Pasalnya, keputusan untuk mengangkat sejumlah tokoh sebagai Stafsus ini dilakukan di tengah berlangsungnya kebijakan efisiensi anggaran kementerian dan lembaga negara.
Sebelumnya Presiden Prabowo Subianto telah menegaskan perlunya penghematan belanja negara sebesar Rp306,7 triliun dalam APBN 2025.

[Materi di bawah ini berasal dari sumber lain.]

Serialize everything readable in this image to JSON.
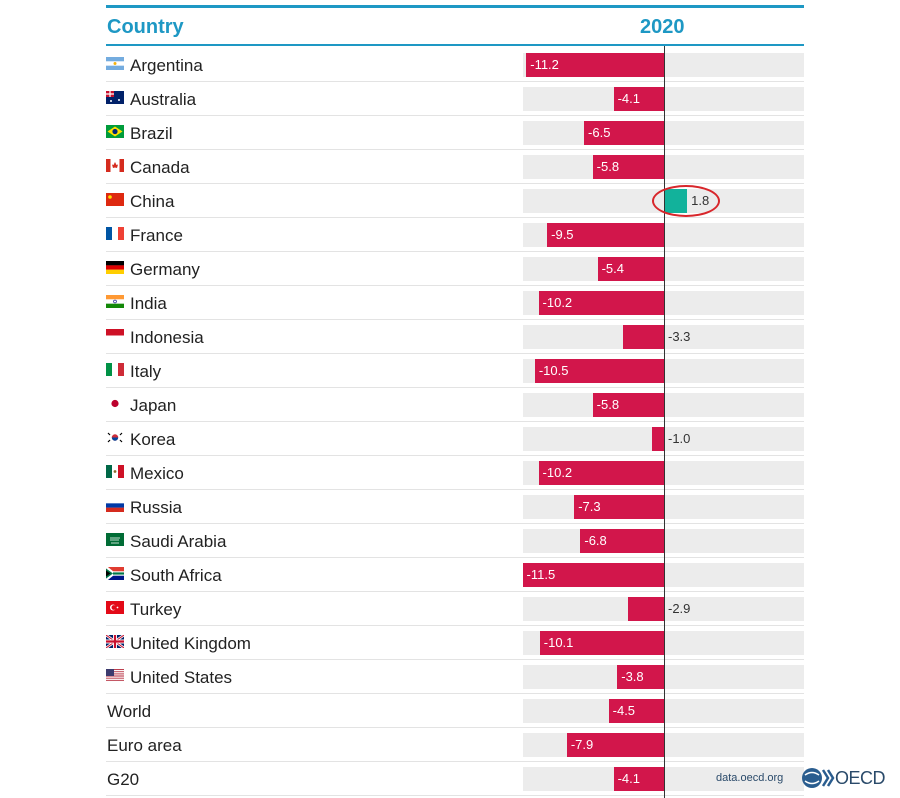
{
  "header": {
    "country_label": "Country",
    "year_label": "2020"
  },
  "footer": {
    "source": "data.oecd.org",
    "logo_text": "OECD"
  },
  "colors": {
    "negative": "#d2164b",
    "positive": "#12b29b",
    "accent": "#1e98c4",
    "track": "#ececec",
    "highlight_ring": "#d8262b"
  },
  "highlight": {
    "country": "China"
  },
  "chart_data": {
    "type": "bar",
    "orientation": "horizontal",
    "categories": [
      "Argentina",
      "Australia",
      "Brazil",
      "Canada",
      "China",
      "France",
      "Germany",
      "India",
      "Indonesia",
      "Italy",
      "Japan",
      "Korea",
      "Mexico",
      "Russia",
      "Saudi Arabia",
      "South Africa",
      "Turkey",
      "United Kingdom",
      "United States",
      "World",
      "Euro area",
      "G20"
    ],
    "values": [
      -11.2,
      -4.1,
      -6.5,
      -5.8,
      1.8,
      -9.5,
      -5.4,
      -10.2,
      -3.3,
      -10.5,
      -5.8,
      -1.0,
      -10.2,
      -7.3,
      -6.8,
      -11.5,
      -2.9,
      -10.1,
      -3.8,
      -4.5,
      -7.9,
      -4.1
    ],
    "labels": [
      "-11.2",
      "-4.1",
      "-6.5",
      "-5.8",
      "1.8",
      "-9.5",
      "-5.4",
      "-10.2",
      "-3.3",
      "-10.5",
      "-5.8",
      "-1.0",
      "-10.2",
      "-7.3",
      "-6.8",
      "-11.5",
      "-2.9",
      "-10.1",
      "-3.8",
      "-4.5",
      "-7.9",
      "-4.1"
    ],
    "flags": [
      "argentina",
      "australia",
      "brazil",
      "canada",
      "china",
      "france",
      "germany",
      "india",
      "indonesia",
      "italy",
      "japan",
      "korea",
      "mexico",
      "russia",
      "saudi-arabia",
      "south-africa",
      "turkey",
      "united-kingdom",
      "united-states",
      null,
      null,
      null
    ],
    "title": "",
    "column_header": "2020",
    "xlim": [
      -11.5,
      11.5
    ],
    "grid": false,
    "legend": "none"
  }
}
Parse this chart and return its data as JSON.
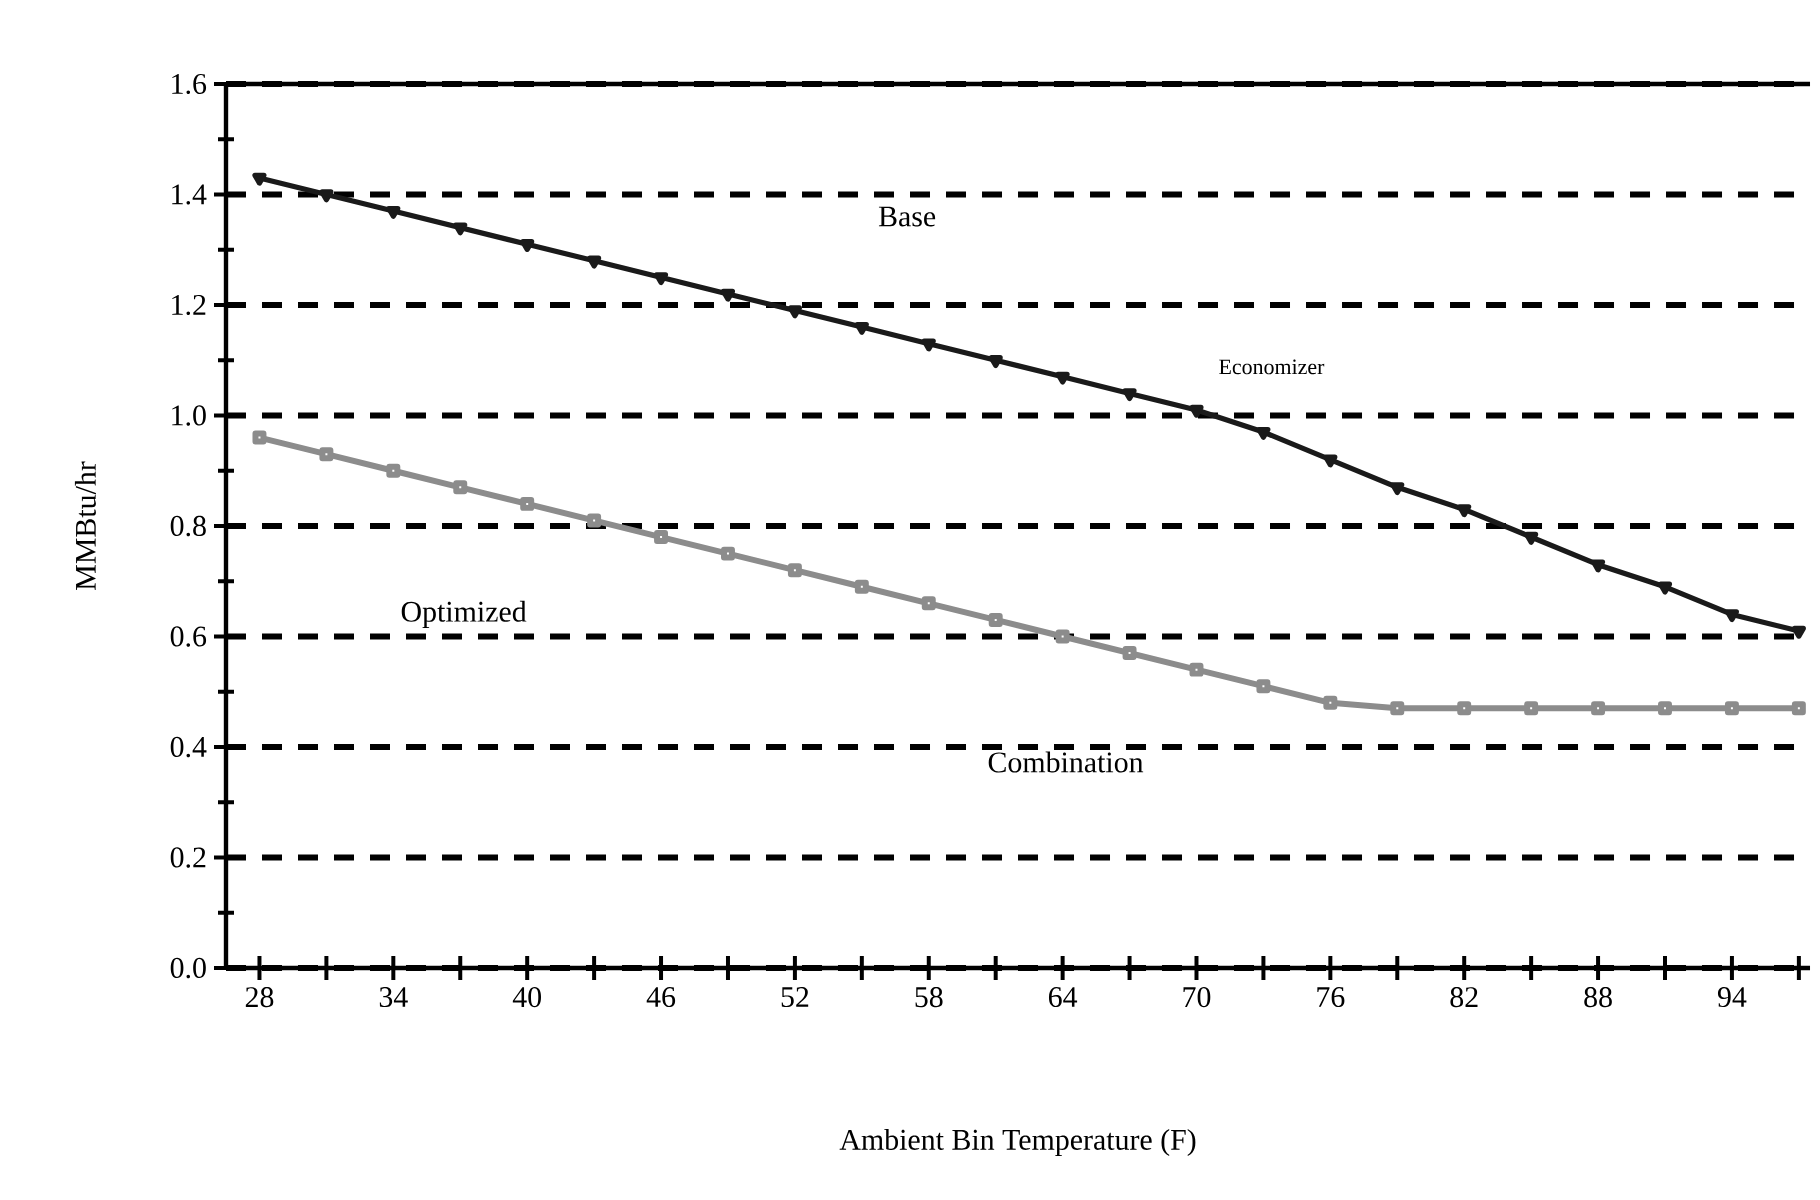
{
  "chart_data": {
    "type": "line",
    "xlabel": "Ambient Bin Temperature (F)",
    "ylabel": "MMBtu/hr",
    "x": [
      28,
      31,
      34,
      37,
      40,
      43,
      46,
      49,
      52,
      55,
      58,
      61,
      64,
      67,
      70,
      73,
      76,
      79,
      82,
      85,
      88,
      91,
      94,
      97
    ],
    "series": [
      {
        "color": "#1a1a1a",
        "marker": "triangle",
        "values": [
          1.43,
          1.4,
          1.37,
          1.34,
          1.31,
          1.28,
          1.25,
          1.22,
          1.19,
          1.16,
          1.13,
          1.1,
          1.07,
          1.04,
          1.01,
          0.97,
          0.92,
          0.87,
          0.83,
          0.78,
          0.73,
          0.69,
          0.64,
          0.61
        ]
      },
      {
        "color": "#8c8c8c",
        "marker": "square",
        "values": [
          0.96,
          0.93,
          0.9,
          0.87,
          0.84,
          0.81,
          0.78,
          0.75,
          0.72,
          0.69,
          0.66,
          0.63,
          0.6,
          0.57,
          0.54,
          0.51,
          0.48,
          0.47,
          0.47,
          0.47,
          0.47,
          0.47,
          0.47,
          0.47
        ]
      }
    ],
    "annotations": [
      "Base",
      "Economizer",
      "Optimized",
      "Combination"
    ],
    "xlim": [
      26.5,
      97.5
    ],
    "ylim": [
      0,
      1.6
    ],
    "xticks": [
      28,
      {
        "value": 31,
        "label": null
      },
      34,
      {
        "value": 37,
        "label": null
      },
      40,
      {
        "value": 43,
        "label": null
      },
      46,
      {
        "value": 49,
        "label": null
      },
      52,
      {
        "value": 55,
        "label": null
      },
      58,
      {
        "value": 61,
        "label": null
      },
      64,
      {
        "value": 67,
        "label": null
      },
      70,
      {
        "value": 73,
        "label": null
      },
      76,
      {
        "value": 79,
        "label": null
      },
      82,
      {
        "value": 85,
        "label": null
      },
      88,
      {
        "value": 91,
        "label": null
      },
      94,
      {
        "value": 97,
        "label": null
      }
    ],
    "yticks": [
      {
        "value": 0,
        "label": "0.0"
      },
      0.2,
      0.4,
      0.6,
      0.8,
      {
        "value": 1,
        "label": "1.0"
      },
      1.2,
      1.4,
      1.6
    ],
    "grid": "y",
    "line_style": "solid"
  }
}
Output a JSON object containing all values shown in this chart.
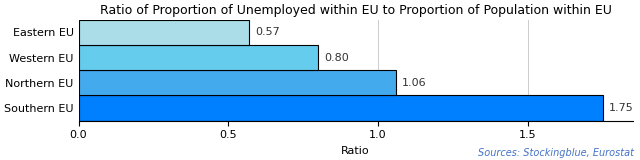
{
  "title": "Ratio of Proportion of Unemployed within EU to Proportion of Population within EU",
  "categories": [
    "Southern EU",
    "Northern EU",
    "Western EU",
    "Eastern EU"
  ],
  "values": [
    1.75,
    1.06,
    0.8,
    0.57
  ],
  "bar_colors": [
    "#0080ff",
    "#44aaee",
    "#66ccee",
    "#aadde8"
  ],
  "xlabel": "Ratio",
  "xlim": [
    0,
    1.85
  ],
  "xticks": [
    0.0,
    0.5,
    1.0,
    1.5
  ],
  "xtick_labels": [
    "0.0",
    "0.5",
    "1.0",
    "1.5"
  ],
  "annotation_color": "#333333",
  "source_text": "Sources: Stockingblue, Eurostat",
  "source_color": "#4472c4",
  "bg_color": "#ffffff",
  "grid_color": "#cccccc",
  "title_fontsize": 9,
  "label_fontsize": 8,
  "annotation_fontsize": 8,
  "source_fontsize": 7,
  "bar_height": 1.0,
  "edgecolor": "#000000",
  "edgewidth": 0.8
}
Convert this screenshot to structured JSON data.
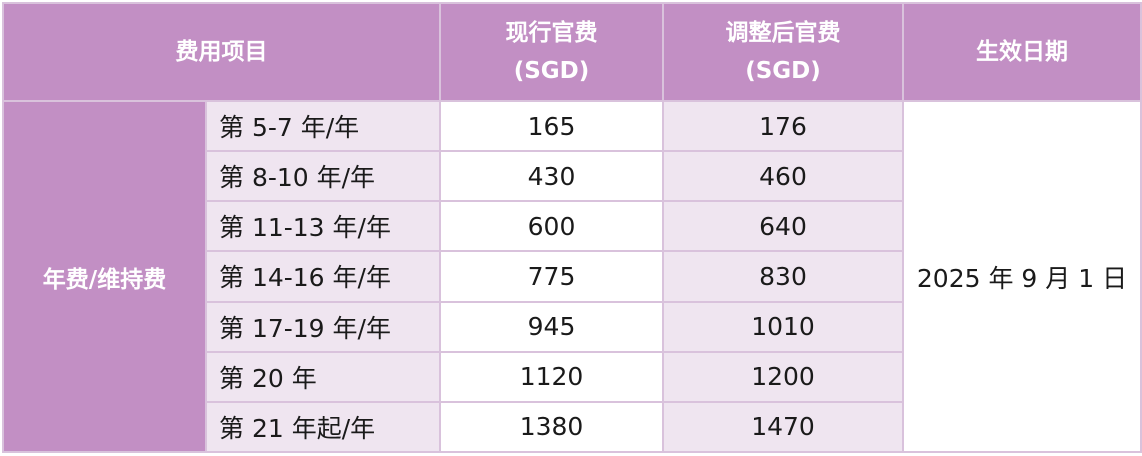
{
  "header": {
    "item": "费用项目",
    "current_fee": [
      "现行官费",
      "(SGD)"
    ],
    "adjusted_fee": [
      "调整后官费",
      "(SGD)"
    ],
    "effective_date": "生效日期"
  },
  "category": "年费/维持费",
  "effective_date_value": "2025 年 9 月 1 日",
  "rows": [
    {
      "period": "第 5-7 年/年",
      "current": "165",
      "adjusted": "176"
    },
    {
      "period": "第 8-10 年/年",
      "current": "430",
      "adjusted": "460"
    },
    {
      "period": "第 11-13 年/年",
      "current": "600",
      "adjusted": "640"
    },
    {
      "period": "第 14-16 年/年",
      "current": "775",
      "adjusted": "830"
    },
    {
      "period": "第 17-19 年/年",
      "current": "945",
      "adjusted": "1010"
    },
    {
      "period": "第 20 年",
      "current": "1120",
      "adjusted": "1200"
    },
    {
      "period": "第 21 年起/年",
      "current": "1380",
      "adjusted": "1470"
    }
  ],
  "colors": {
    "header_bg": "#c28fc4",
    "alt_cell_bg": "#efe5f0",
    "border": "#d9c2dc"
  }
}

Baca Juga: Sri Mulyani Tegaskan Beasiswa KIP Kuliah Tidak Dipangkas Karena Efisiensi Anggaran
Hal ini menimbulkan pertanyaan mengapa pemerintah tetap menambah "pejabat" baru meski tengah melakukan penghematan anggaran.
Menanggapi hal ini, Menteri Pendayagunaan Aparatur Negara dan Reformasi Birokrasi (Menpan RB), Rini Widyantini mengklaim bahwa keterlambatan dalam proses pengangkatan bisa menjadi alasan mengapa stafsus baru diangkat saat ini.
Menurutnya, pengangkatan stafsus menteri memang diperbolehkan secara aturan.
Baca Juga: Resep Iga Bakar Bumbu Medok Jadi Menu Munggahan Sedap Paling Terkenang
"Ya karena memang di dalam struktur organisasi, di dalam struktur memang diperbolehkan di dalam perpres (peraturan presiden) ya," ujar Rini dalam rapat dengan Komisi II DPR RI di Kompleks Parlemen, Senayan, Jakarta, Rabu 12 Februari 2025.
Kembali, Rini menegaskan bahwa pengangkatan ini sudah sesuai dengan regulasi yang berlaku dan hanya merupakan soal waktu pelaksanaannya.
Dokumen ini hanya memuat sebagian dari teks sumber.